Encaminhados, assim, os europeus para a bem-aventurança e reconhecida a sua vanguarda internacional na gestão da coisa pública , só haverá motivos, nesta ponta do continente eurosiático, para satisfação. Infelizmente, nem os europeus estão satisfeitos, nem americanos, africanos e asiáticos gostam do modelo europeu e muito menos o adotam.
E a rejeição é de tal monta que os norte-americanos alertam para o fim civilizacional da Europa, os africanos nunca esqueceram o passado colonial e desconfiam dos europeus e os asiáticos, embalados no seu imparável desenvolvimento económico, desprezam e ignoram o modelo político europeu e os respetivos princípios éticos e valores sociais, que consideram ineficazes e desajustados no tempo.

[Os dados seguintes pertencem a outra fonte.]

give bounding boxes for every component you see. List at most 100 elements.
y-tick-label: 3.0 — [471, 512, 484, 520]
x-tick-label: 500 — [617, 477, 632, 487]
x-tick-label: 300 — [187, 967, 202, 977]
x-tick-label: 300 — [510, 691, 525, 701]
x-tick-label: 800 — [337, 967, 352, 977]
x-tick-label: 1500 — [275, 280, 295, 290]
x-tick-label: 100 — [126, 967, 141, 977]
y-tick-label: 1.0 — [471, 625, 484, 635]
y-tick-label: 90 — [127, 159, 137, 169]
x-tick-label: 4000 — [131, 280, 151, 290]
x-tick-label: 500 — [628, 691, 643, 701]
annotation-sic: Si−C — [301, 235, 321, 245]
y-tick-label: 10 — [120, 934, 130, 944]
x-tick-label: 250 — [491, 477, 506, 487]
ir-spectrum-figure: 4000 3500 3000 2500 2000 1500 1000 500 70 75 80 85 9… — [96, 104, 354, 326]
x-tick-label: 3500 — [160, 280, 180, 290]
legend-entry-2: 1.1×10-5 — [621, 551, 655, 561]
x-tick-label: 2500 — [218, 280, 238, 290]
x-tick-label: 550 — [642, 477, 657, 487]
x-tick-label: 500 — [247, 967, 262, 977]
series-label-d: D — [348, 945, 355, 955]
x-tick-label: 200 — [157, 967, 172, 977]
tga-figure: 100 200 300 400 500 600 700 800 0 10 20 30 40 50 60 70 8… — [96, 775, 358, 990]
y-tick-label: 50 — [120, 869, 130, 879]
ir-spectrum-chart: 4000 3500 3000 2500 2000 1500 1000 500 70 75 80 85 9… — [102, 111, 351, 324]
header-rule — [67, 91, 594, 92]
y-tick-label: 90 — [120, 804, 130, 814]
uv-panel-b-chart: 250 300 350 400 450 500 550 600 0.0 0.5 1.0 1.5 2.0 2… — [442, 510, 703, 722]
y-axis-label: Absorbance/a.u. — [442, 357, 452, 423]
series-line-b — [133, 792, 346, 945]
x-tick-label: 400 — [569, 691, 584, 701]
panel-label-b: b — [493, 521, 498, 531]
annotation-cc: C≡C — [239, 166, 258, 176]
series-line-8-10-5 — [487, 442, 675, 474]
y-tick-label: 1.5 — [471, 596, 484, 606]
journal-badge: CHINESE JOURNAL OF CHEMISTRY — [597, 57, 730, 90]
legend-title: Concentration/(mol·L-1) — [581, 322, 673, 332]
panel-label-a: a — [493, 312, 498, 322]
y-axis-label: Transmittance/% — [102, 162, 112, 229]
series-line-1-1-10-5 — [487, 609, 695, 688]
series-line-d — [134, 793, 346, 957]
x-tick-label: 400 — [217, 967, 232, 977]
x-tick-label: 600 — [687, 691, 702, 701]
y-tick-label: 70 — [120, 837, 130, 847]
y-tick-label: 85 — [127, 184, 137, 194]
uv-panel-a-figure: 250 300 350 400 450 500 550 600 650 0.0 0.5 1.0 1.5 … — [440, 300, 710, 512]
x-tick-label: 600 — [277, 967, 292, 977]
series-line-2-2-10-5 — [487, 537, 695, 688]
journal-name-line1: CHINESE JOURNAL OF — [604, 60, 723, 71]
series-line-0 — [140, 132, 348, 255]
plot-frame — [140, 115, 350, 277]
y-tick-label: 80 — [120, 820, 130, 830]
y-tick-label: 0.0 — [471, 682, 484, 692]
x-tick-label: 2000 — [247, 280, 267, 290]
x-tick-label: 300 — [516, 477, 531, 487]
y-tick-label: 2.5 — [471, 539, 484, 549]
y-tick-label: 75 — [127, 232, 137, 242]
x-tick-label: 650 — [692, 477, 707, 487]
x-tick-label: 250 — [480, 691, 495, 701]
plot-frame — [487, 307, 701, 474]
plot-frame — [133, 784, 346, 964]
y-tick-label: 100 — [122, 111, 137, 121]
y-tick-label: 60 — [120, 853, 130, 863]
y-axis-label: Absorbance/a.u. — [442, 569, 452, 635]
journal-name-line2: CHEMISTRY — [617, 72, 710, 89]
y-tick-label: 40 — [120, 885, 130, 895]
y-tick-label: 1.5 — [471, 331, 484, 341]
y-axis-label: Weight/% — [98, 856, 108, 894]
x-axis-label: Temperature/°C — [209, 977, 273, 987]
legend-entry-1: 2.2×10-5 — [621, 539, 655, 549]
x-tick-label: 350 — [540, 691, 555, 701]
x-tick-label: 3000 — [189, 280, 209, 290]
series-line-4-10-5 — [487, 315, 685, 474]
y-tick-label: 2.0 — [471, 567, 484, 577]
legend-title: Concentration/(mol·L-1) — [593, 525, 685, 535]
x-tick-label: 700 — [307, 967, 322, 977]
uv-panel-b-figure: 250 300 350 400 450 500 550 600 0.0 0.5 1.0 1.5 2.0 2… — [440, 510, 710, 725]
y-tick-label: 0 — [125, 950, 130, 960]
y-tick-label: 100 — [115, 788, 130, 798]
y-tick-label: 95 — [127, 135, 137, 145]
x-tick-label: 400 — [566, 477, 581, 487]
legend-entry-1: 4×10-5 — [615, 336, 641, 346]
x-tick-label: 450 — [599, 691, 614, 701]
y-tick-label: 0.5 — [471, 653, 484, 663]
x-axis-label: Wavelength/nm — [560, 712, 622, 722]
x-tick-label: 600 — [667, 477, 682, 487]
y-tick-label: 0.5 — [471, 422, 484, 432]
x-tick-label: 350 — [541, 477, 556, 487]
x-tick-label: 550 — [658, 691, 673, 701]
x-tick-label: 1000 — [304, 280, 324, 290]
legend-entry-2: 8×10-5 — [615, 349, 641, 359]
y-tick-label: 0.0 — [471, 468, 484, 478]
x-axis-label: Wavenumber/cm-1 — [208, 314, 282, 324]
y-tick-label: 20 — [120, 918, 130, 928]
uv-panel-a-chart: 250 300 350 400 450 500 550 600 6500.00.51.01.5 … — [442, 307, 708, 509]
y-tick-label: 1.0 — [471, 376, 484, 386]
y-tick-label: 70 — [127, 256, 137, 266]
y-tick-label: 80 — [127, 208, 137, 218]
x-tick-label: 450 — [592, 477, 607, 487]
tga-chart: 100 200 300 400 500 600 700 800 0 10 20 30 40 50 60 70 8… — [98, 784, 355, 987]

Também, internamente, vive-se uma verdadeira guerra civil ideológica. Os europeus detestam-se uns aos outros, arregimentados nas trincheiras da direita e da esquerda, do conservadorismo e do progressismo, dos valores tradicionais e do wokismo, sem qualquer respeito e tolerância entre uns e outros. As derivas autoritárias de Putin e Trump poderiam ter sido a força motriz para unir o continente e dar-lhe uma orientação. Debalde, a liberdade de expressão, concebida como avanço civilizacional, permite a expressão diária de sentimentos vis, a justiça não é reconhecida como tal, a riqueza de uns é vista como ofensiva por outros. A imigração suscita ódios insanáveis e introduz graves problemas de assimilação, aprofundando a crise de valores.
Foi este caldo que criou a primeira brecha no projeto europeu, com o afastamento do Reino Unido. Mas, perante a aceleração da história nos últimos tempos, o desnorte no bloco europeu sobre o caminho a trilhar é evidente. Para onde seguir, Europa?